Renn speaks 3 languages. They can tell you the most elaborate history of almost anything you ask – lightbulbs, dinosaurs, Neil Armstrong. They’re beautiful. Funny. They make a killer mustard salad dressing. Renn has supportive and loving parents.
But every single day Renn — and kids just like them — wake up to an army of 155+ strangers whispering, or driving by in semis, that there is something wrong with them. Insisting that their life doesn’t matter.
I ask you: who on earth can survive the kind of culture that makes people — especially kids — feel like it’s easier to take their own life than to be themselves?

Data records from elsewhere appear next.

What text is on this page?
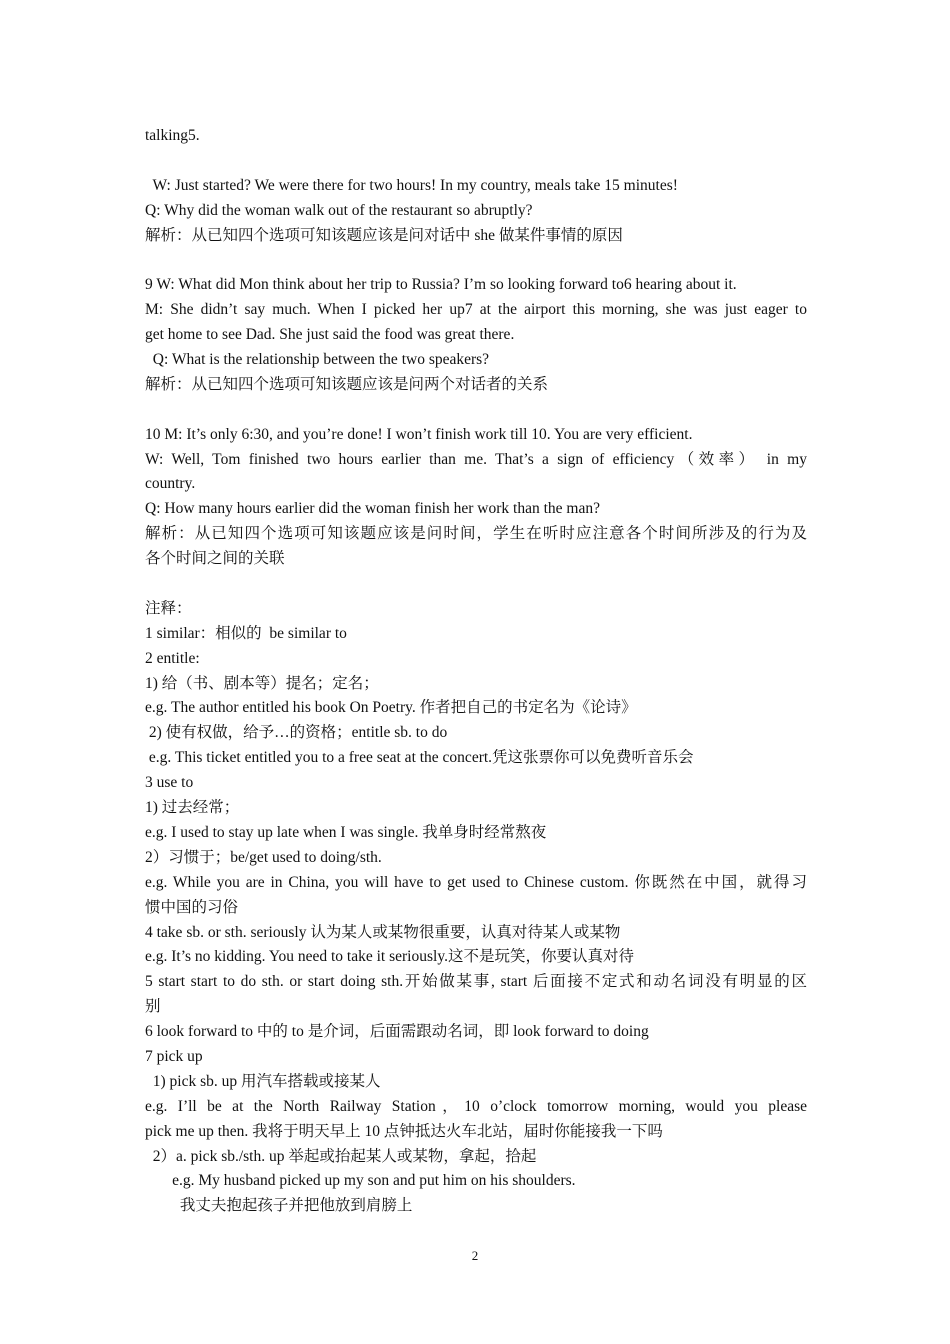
talking5.
W: Just started? We were there for two hours! In my country, meals take 15 minutes!
Q: Why did the woman walk out of the restaurant so abruptly?
解析：从已知四个选项可知该题应该是问对话中 she 做某件事情的原因
9 W: What did Mon think about her trip to Russia? I’m so looking forward to6 hearing about it.
M: She didn’t say much. When I picked her up7 at the airport this morning, she was just eager to
get home to see Dad. She just said the food was great there.
Q: What is the relationship between the two speakers?
解析：从已知四个选项可知该题应该是问两个对话者的关系
10 M: It’s only 6:30, and you’re done! I won’t finish work till 10. You are very efficient.
W: Well, Tom finished two hours earlier than me. That’s a sign of efficiency（效率） in my
country.
Q: How many hours earlier did the woman finish her work than the man?
解析：从已知四个选项可知该题应该是问时间，学生在听时应注意各个时间所涉及的行为及
各个时间之间的关联
注释：
1 similar：相似的  be similar to
2 entitle:
1) 给（书、剧本等）提名；定名；
e.g. The author entitled his book On Poetry. 作者把自己的书定名为《论诗》
2) 使有权做，给予…的资格；entitle sb. to do
e.g. This ticket entitled you to a free seat at the concert.凭这张票你可以免费听音乐会
3 use to
1) 过去经常；
e.g. I used to stay up late when I was single. 我单身时经常熬夜
2）习惯于；be/get used to doing/sth.
e.g. While you are in China, you will have to get used to Chinese custom. 你既然在中国，就得习
惯中国的习俗
4 take sb. or sth. seriously 认为某人或某物很重要，认真对待某人或某物
e.g. It’s no kidding. You need to take it seriously.这不是玩笑，你要认真对待
5 start start to do sth. or start doing sth.开始做某事, start 后面接不定式和动名词没有明显的区
别
6 look forward to 中的 to 是介词，后面需跟动名词，即 look forward to doing
7 pick up
1) pick sb. up 用汽车搭载或接某人
e.g. I’ll be at the North Railway Station，10 o’clock tomorrow morning, would you please
pick me up then. 我将于明天早上 10 点钟抵达火车北站，届时你能接我一下吗
2）a. pick sb./sth. up 举起或抬起某人或某物，拿起，拾起
e.g. My husband picked up my son and put him on his shoulders.
我丈夫抱起孩子并把他放到肩膀上
2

I wonder if the lawmakers who introduced these 155 bills will look back on their life and say, “Damn – I lived a really good life: I spent it trying to limit the participation of some of the most vulnerable and magnificent members of our community.”
I hope not.
These same kids — just like their LGBTQ elders — are 155 times more likely in need of a look, a hug, a signal from a stranger saying: “I see you. You’re safe with me, you’re welcome here, you’re loved, I got you.”
Now, that’d make a helluva sign for the back of a semitrailer truck.
Carey Candrian, of Boulder, is an associate professor in the Division of General Internal Medicine at the University of Colorado School of Medicine. She has spent much of her career investigating how health care suffers when patients aren’t able to be open with medical professionals about who and what matters most to them. The views expressed in the column are hers, not those of the university.